Einen Tag später sitzt Peter Ambacher in seiner Wohnung am Arabellapark. Die Stühle sind im Leopardenmuster überzogen. Eine komplette Wand des Raumes ist verspiegelt. Das Bett steht in einer Ecke, davor eine goldene Statue. Ambacher lebt hier mit seinem Ehepartner, den er vor einem Jahr heiratete. Statt Abendkleid trägt der Travestiekünstler nun einen weiten Kapuzenpullover, statt Perücke eine Schirmmütze. Die Statur: sportlich. Er raucht - und erzählt, wie vor etwa 35 Jahren Miss Piggy in sein Leben trat.

Ambacher, der aus Tübingen stammt, hatte bereits eine Ausbildung zum Weber und zum Krankenpfleger absolviert, als es ihn in den siebziger Jahren nach München verschlug. Er bediente tagsüber im Ratskeller, abends streifte er durch die Münchner Innenstadt. Eines Nachts steckte er seinen Kopf ins Frisco, jener legendären Schwulenbar in der Blumenstraße im Glockenbachviertel, in deren Räumen heute die Cocktailbar Padres untergebracht ist. Kurze Zeit später heuerte Ambacher im Frisco als Barkeeper an, schließlich wurde er Teilhaber des Lokals. Am Wochenende um Punkt Mitternacht, wenn die umliegenden Bars schlossen, stürmten die Gäste hinein in seine Bar - und die Frisco-Girls die Bühne, um ihre frivole Show aufzuführen.

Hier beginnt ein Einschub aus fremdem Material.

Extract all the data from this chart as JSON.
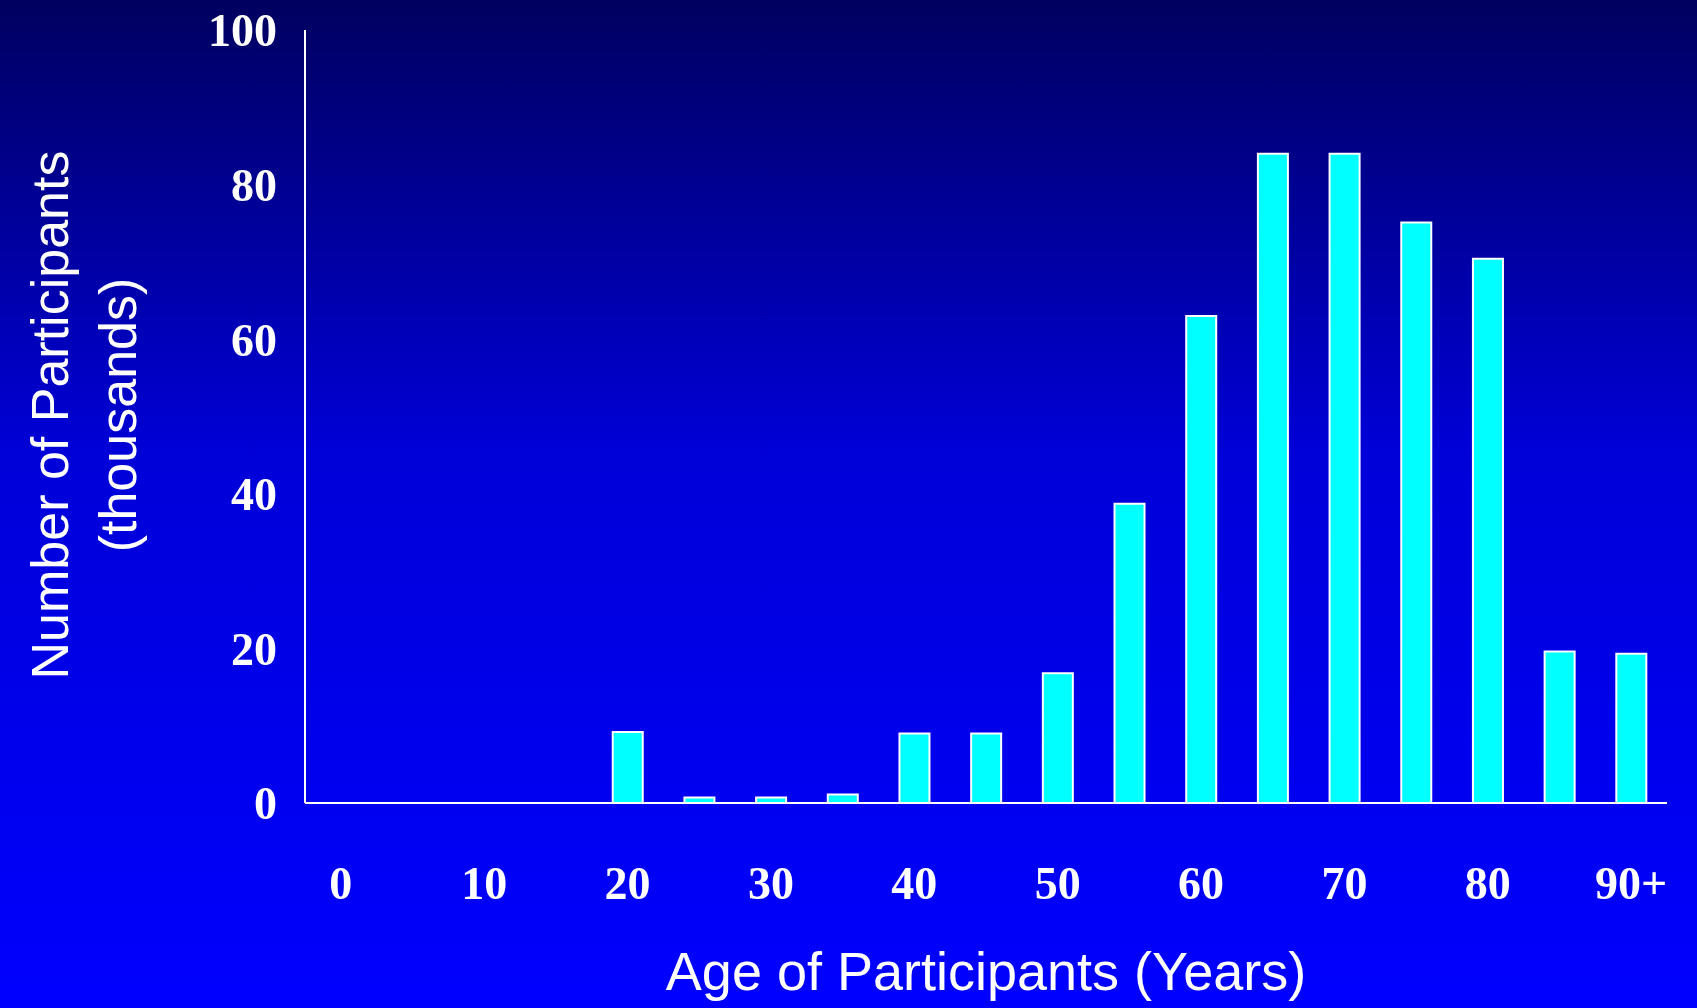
{
  "chart_data": {
    "type": "bar",
    "xlabel": "Age of Participants (Years)",
    "ylabel": "Number of Participants (thousands)",
    "categories": [
      "0",
      null,
      "10",
      null,
      "20",
      null,
      "30",
      null,
      "40",
      null,
      "50",
      null,
      "60",
      null,
      "70",
      null,
      "80",
      null,
      "90+"
    ],
    "values": [
      0,
      0,
      0,
      0,
      9.2,
      0.7,
      0.7,
      1.1,
      9,
      9,
      16.8,
      38.7,
      63,
      84,
      84,
      75.1,
      70.4,
      19.6,
      19.3
    ],
    "color": "#00ffff",
    "ylim": [
      0,
      100
    ],
    "yticks": [
      0,
      20,
      40,
      60,
      80,
      100
    ]
  }
}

Eines Nachts, Ende der Siebziger, erschien Ambacher zum Spaß mit einer Schweinenase zum Dienst. Ein paar Tage zuvor hatten sie in der Bar ein Spanferkel gegrillt und einige scherzten, das Tier sehe Ambacher ähnlich. Die Gäste lachten über seine Verkleidung, sein Geschäfts- und Lebenspartner sagte: "Da machen wir eine Bühnennummer draus." Es folgte Miss Piggys erster Auftritt.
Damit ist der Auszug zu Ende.